Mais l’écriture seule peut fournir des idées proportionnées à la majesté de ce sujet. Dans l’écriture, toutes les fois que Dieu se montre ou parle aux hommes, tout ce que la nature a de terrible est appelé pour ajouter à la crainte et à la solennité de la présence divine. Les pseaumes et les livres prophétiques en fournissent des exemples nombreux : La terre s’ébranla, (dit le psalmiste,) les deux s’abaissèrent à la présence du Seigneur. Une chose digne de remarque, c’est que la peinture conserve à l’Éternel le même caractère, non-seulement lorsqu’il est supposé descendre pour punir les méchans, mais encore quand il exerce la même plénitude de puissance dans les actes de sa bonté envers les hommes. Tremble, terre ! à la présence du Seigneur, à la présence du Dieu de Jacob, qui changea le rocher en fontaine ! On n’en finirait pas si l’on voulait rapporter tous les passages des écrivains, soit sacrés, soit profanes, qui établissent l’universel sentiment des hommes concernant l’union inséparable d’une respectueuse et sainte terreur avec les idées de la divinité. De là cette maxime commune : primos in orbe deos fecit timor ; maxime que je crois fausse par rapport à l’origine de la religion. Le philosophe qui la conçut vit l’inséparable liaison de ces idées, sans considérer que la notion de quelque grande puissance doit toujours précéder la crainte que nous en avons. Mais la crainte doit nécessairement accompagner l’idée de cette puissance, dès qu’une fois cette idée est excitée en nous. C’est sur ce principe que la vraie religion a et doit avoir un si grand mélange de crainte salutaire ; et que les fausses religions n’ont, en général, d’autre appui que la crainte. Avant que la religion chrétienne eût, pour ainsi dire, humanisé l’idée de la divinité, et l’eût en quelque façon rapprochée de nous, on avait à peine parlé de l’amour divin. Les sectateurs de Platon en ont dit quelque chose, mais seulement quelque

chose ; les autres écrivains de l’antiquité payenne, poètes ou philosophes, rien du tout. Et ceux qui voudront observer avec quelle application infinie, par quel mépris des choses périssables, à travers quelles longues habitudes de piété et de contemplation, un homme s’élève à la dévotion sincère, au parfait amour divin, ceux-là s’apercevront aisément que cet amour n’est ni le premier, ni le plus naturel, ni le plus frappant effet qui procède de l’idée que nous nous formons du premier des êtres.
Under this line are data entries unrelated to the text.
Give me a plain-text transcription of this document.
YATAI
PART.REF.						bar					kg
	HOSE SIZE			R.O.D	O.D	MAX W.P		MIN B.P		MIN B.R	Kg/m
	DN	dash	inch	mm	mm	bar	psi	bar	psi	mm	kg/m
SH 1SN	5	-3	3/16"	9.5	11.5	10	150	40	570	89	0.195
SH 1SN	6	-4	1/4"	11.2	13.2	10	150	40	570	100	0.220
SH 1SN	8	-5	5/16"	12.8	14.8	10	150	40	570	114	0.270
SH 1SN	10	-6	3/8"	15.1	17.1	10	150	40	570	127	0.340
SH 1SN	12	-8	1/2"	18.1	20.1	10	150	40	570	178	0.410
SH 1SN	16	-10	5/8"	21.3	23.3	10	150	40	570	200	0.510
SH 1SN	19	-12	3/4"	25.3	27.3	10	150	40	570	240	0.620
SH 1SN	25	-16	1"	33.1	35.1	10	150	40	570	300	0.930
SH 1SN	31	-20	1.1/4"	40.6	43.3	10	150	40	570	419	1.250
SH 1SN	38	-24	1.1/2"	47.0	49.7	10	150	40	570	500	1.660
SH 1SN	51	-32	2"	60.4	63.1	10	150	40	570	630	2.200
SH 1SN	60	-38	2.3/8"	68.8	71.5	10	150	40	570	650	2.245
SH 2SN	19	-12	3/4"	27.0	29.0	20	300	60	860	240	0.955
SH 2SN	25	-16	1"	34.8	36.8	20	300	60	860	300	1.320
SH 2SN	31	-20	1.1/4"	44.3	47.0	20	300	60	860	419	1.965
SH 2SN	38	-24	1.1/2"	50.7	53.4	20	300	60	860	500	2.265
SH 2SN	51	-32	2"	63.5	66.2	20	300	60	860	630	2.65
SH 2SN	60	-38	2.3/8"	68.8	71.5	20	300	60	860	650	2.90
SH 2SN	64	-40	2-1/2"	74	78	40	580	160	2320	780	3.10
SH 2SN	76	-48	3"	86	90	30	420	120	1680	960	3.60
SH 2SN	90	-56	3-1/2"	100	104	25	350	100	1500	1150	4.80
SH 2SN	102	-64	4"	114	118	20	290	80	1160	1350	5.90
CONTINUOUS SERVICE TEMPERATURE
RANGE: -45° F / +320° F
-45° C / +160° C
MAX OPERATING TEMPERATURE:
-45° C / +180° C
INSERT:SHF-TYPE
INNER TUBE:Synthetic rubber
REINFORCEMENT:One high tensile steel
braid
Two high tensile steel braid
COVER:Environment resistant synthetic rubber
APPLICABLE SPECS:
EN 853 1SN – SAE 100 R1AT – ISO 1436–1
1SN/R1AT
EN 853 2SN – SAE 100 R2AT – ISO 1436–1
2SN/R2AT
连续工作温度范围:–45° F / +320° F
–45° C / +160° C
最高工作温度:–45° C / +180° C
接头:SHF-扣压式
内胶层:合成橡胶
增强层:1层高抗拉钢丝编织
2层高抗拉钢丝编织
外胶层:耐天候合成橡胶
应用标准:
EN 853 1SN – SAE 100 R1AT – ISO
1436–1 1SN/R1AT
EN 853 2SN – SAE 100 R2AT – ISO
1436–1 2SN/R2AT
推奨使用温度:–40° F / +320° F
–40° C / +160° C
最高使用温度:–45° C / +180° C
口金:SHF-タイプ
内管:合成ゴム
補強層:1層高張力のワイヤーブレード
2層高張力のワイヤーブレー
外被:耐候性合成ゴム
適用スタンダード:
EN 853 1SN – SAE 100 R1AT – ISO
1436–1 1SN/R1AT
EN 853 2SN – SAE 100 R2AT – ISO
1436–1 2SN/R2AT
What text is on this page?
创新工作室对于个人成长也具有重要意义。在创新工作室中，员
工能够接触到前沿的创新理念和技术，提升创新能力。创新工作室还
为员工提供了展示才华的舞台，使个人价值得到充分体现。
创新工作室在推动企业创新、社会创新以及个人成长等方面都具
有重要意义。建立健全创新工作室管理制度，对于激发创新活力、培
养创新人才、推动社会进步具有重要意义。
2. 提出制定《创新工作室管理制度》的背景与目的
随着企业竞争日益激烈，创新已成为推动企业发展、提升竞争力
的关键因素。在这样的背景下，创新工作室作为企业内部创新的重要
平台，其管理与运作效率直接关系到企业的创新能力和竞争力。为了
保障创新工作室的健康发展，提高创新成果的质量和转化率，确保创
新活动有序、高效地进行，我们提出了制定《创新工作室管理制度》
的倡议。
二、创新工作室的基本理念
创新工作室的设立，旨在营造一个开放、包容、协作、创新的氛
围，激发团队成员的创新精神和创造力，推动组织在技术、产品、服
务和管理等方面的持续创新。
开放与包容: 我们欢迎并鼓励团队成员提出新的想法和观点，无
Ainsi nous avons suivi la puissance à travers ses différens degrés jusqu’au plus élevé de tous, où notre imagina tion s’est enfin perdue ; partout nous l’avons vue accompagnée de la terreur, qui croit progressivement avec elle. Maintenant qu’il est prouvé à n’en pouvoir douter que la puissance est une principale source du sublime, on peut voir distinctement d’où provient son énergie, et à quelle classe d’idées on doit le rapporter.

  1. Partie I, sect. 7
  2. Part.III, sect. illisible ?
  3. L’auteur fait ici une observation fort juste, sans doute ; mais je pense qu’il eût pu accorder aux chiens les même exceptions qu’il établit en faveur des animaux dont il vient de parler. Du moins dans notre langue, qui est si délicate, ils ne sont pas exclus de la haute poésie : Voltaire en a embelli, j’ose le dire, sa Henriade, quand il compare les ligueurs, qui à la journée d’Ivry fondent de toutes parts sur Bourbon, à des chiens qui poursuivent un sanglier :


    Tels au fond des forêts précipitant leurs pas,
    Ces animaux hardis, nourris pour les combats,
    Fiers esclaves de l’homme, et nés pour le carnage,
    Pressent un sanglier, en raniment la rage.
    Ignorant le danger, aveugles, furieux,
    Le cor excite au loin leur instinct belliqueux ;
    Les antres, les forêts, les monts en retentissent, etc.

    Personne ne s’est avisé de trouver cette comparaison ignoble. À la vérité, le mot de chiens ne s’y rencontre pas ; mais outre qu’il s’agit du mot bien moins que de l’idée, ce mot lui même n’a-t-il pas été anobli par l’élégante poésie de Racine ? Il n’a pas craint de déshonorer sa tragédie la plus poétique, en présentant dans un des plus beaux endroits Jezabel foulée aux pieds des chevaux, et

    Dans son sang inhumain les chiens désaltérés.

    Ces exemples prouvent assez que le plus fidèle compagnon de l’homme n’est pas toujours condamné à 1 bassesse.